De Clercq E
Rega Institute for Medical Research, Katholieke Universiteit Leuven, Belgium.
Adv Virus Res. 1993;42:1-55. doi: 10.1016/s0065-3527(08)60082-2.
The target protein (enzyme) with which antiviral agents interact determines their antiviral activity spectrum.
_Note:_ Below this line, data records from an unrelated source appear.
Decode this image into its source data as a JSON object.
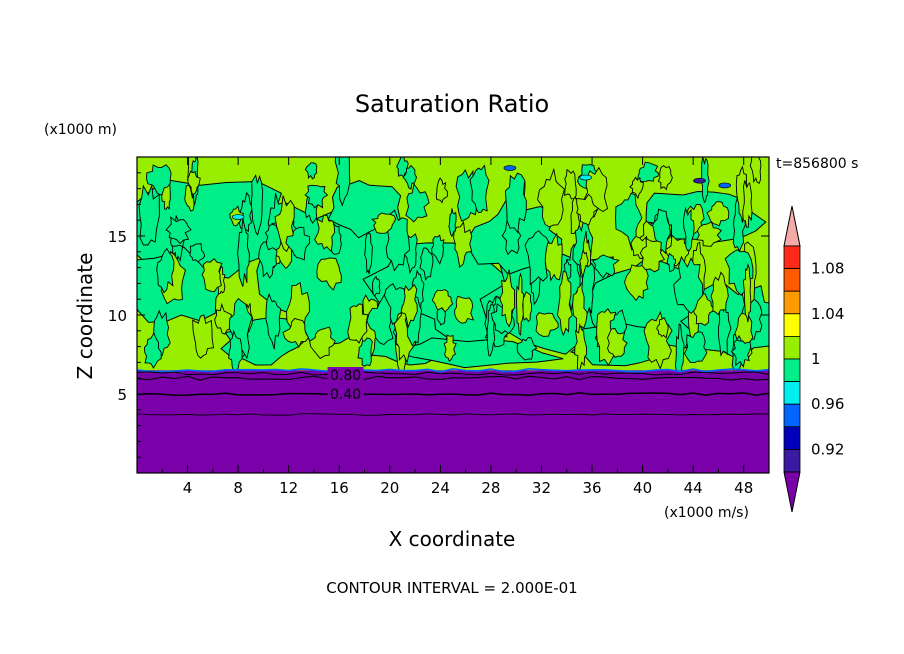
{
  "chart_data": {
    "type": "heatmap",
    "title": "Saturation Ratio",
    "xlabel": "X coordinate",
    "ylabel": "Z coordinate",
    "x_unit": "(x1000 m/s)",
    "y_unit": "(x1000 m)",
    "time_label": "t=856800 s",
    "footer": "CONTOUR INTERVAL = 2.000E-01",
    "xlim": [
      0,
      50
    ],
    "ylim": [
      0,
      20
    ],
    "x_ticks": [
      4,
      8,
      12,
      16,
      20,
      24,
      28,
      32,
      36,
      40,
      44,
      48
    ],
    "y_ticks": [
      5,
      10,
      15
    ],
    "contour_labels": [
      {
        "text": "0.80",
        "x": 16.5,
        "z": 6.2
      },
      {
        "text": "0.40",
        "x": 16.5,
        "z": 5.0
      }
    ],
    "colorbar": {
      "labels": [
        {
          "text": "1.08",
          "value": 1.08
        },
        {
          "text": "1.04",
          "value": 1.04
        },
        {
          "text": "1",
          "value": 1.0
        },
        {
          "text": "0.96",
          "value": 0.96
        },
        {
          "text": "0.92",
          "value": 0.92
        }
      ],
      "levels": [
        {
          "lo": 1.1,
          "hi": null,
          "color": "#f4aaa6"
        },
        {
          "lo": 1.08,
          "hi": 1.1,
          "color": "#ff2a1a"
        },
        {
          "lo": 1.06,
          "hi": 1.08,
          "color": "#ff5a00"
        },
        {
          "lo": 1.04,
          "hi": 1.06,
          "color": "#ff9a00"
        },
        {
          "lo": 1.02,
          "hi": 1.04,
          "color": "#ffff00"
        },
        {
          "lo": 1.0,
          "hi": 1.02,
          "color": "#99ee00"
        },
        {
          "lo": 0.98,
          "hi": 1.0,
          "color": "#00ee88"
        },
        {
          "lo": 0.96,
          "hi": 0.98,
          "color": "#00eeee"
        },
        {
          "lo": 0.94,
          "hi": 0.96,
          "color": "#0066ff"
        },
        {
          "lo": 0.92,
          "hi": 0.94,
          "color": "#0000bb"
        },
        {
          "lo": 0.9,
          "hi": 0.92,
          "color": "#3a1aa0"
        },
        {
          "lo": null,
          "hi": 0.9,
          "color": "#7a00aa"
        }
      ]
    },
    "regions": {
      "dry_layer_top_z": 6.5,
      "dry_color": "#7a00aa",
      "near_saturation_color": "#00ee88",
      "supersaturated_color": "#99ee00"
    }
  }
}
Based on their activity spectrum, antiviral compounds could be divided into the following classes: (1) sulfated polysaccharides (i.e., dextran sulfate), which interact with the viral envelope glycoproteins and are inhibitory to a broad variety of enveloped viruses (i.e., retro-, herpes-, rhabdo-, and arenaviruses): (2) SAH hydrolase inhibitors (i.e., neplanocin A derivatives), which are particularly effective against poxvirus, (-)RNA viruses (paramyxovirus, rhabdovirus), and (+/-)RNA virus (reovirus); (3) OMP decarboxylase inhibitors (i.e., pyrazofurin) and CTP synthetase inhibitors (i.e., cyclopentenylcytosine), which are active against a broad range of DNA, (+)RNA, (-)RNA, and (+/-)RNA viruses; (4) IMP dehydrogenase inhibitors (i.e., ribavirin), which are also active against various (+)RNA and (-)RNA viruses and, in particular, ortho- and paramyxoviruses; (5) acyclic guanosine analogs (i.e., ganciclovir) and carbocyclic guanosine analogs (i.e., cyclobut-G), which are particularly active against herpesviruses (i.e., HSV-1, HSV-2, VZV, CMV); (6) thymidine analogs (i.e., BVDU, BVaraU), which are specifically active against HSV-1 and VZV because of their preferential phosphorylation by the virus-encoded thymidine kinase; (7) acyclic nucleoside phosphonates (i.e., HPMPA, HPMPC, PMEA, FPMPA), which, depending on the structure of the acyclic side chain, span an activity spectrum from DNA viruses (papova-, adeno-, herpes-, hepadna-, and poxvirus) to retroviruses (HIV); (8) dideoxynucleoside analogs (i.e., AZT, DDC), which act as chain terminators in the reverse transcriptase reaction and thus block the replication of retroviruses as well as hepadnaviruses; and (9) the TIBO, HEPT, and other TIBO-like compounds, which interact specifically with the reverse transcriptase of HIV-1 and thus block the replication of HIV-1, but not of HIV-2 or any other retrovirus.
抗病毒药物所作用的靶蛋白(酶)决定了其抗病毒活性谱。根据其活性谱,抗病毒化合物可分为以下几类:(1)硫酸化多糖(即硫酸葡聚糖),它与病毒包膜糖蛋白相互作用,对多种包膜病毒(即逆转录病毒、疱疹病毒、弹状病毒和沙粒病毒)具有抑制作用;(2)SAH水解酶抑制剂(即奈拉滨衍生物),对痘病毒、(-)RNA病毒(副粘病毒、弹状病毒)和(+/-)RNA病毒(呼肠孤病毒)特别有效;(3)OMP脱羧酶抑制剂(即吡唑呋喃)和CTP合成酶抑制剂(即环戊烯基胞嘧啶),对多种DNA、(+)RNA、(-)RNA和(+/-)RNA病毒有活性;(4)IMP脱氢酶抑制剂(即利巴韦林),对各种(+)RNA和(-)RNA病毒也有活性,尤其对正粘病毒和副粘病毒;(5)无环鸟苷类似物(即更昔洛韦)和碳环鸟苷类似物(即环丁-G),对疱疹病毒(即HSV-1、HSV-2、VZV、CMV)特别有活性;(6)胸苷类似物(即BVDU、BVaraU),由于它们优先被病毒编码的胸苷激酶磷酸化,所以对HSV-1和VZV具有特异性活性;(7)无环核苷膦酸酯(即HPMPA、HPMPC、PMEA、FPMPA),根据无环侧链的结构,其活性谱涵盖从DNA病毒(乳头瘤病毒、腺病毒、疱疹病毒、嗜肝DNA病毒和痘病毒)到逆转录病毒(HIV);(8)双脱氧核苷类似物(即AZT、DDC),在逆转录酶反应中作为链终止剂,从而阻断逆转录病毒以及嗜肝DNA病毒的复制;(9)TIBO、HEPT和其他类似TIBO的化合物,它们与HIV-1的逆转录酶特异性相互作用,从而阻断HIV-1的复制,但不阻断HIV-2或任何其他逆转录病毒的复制。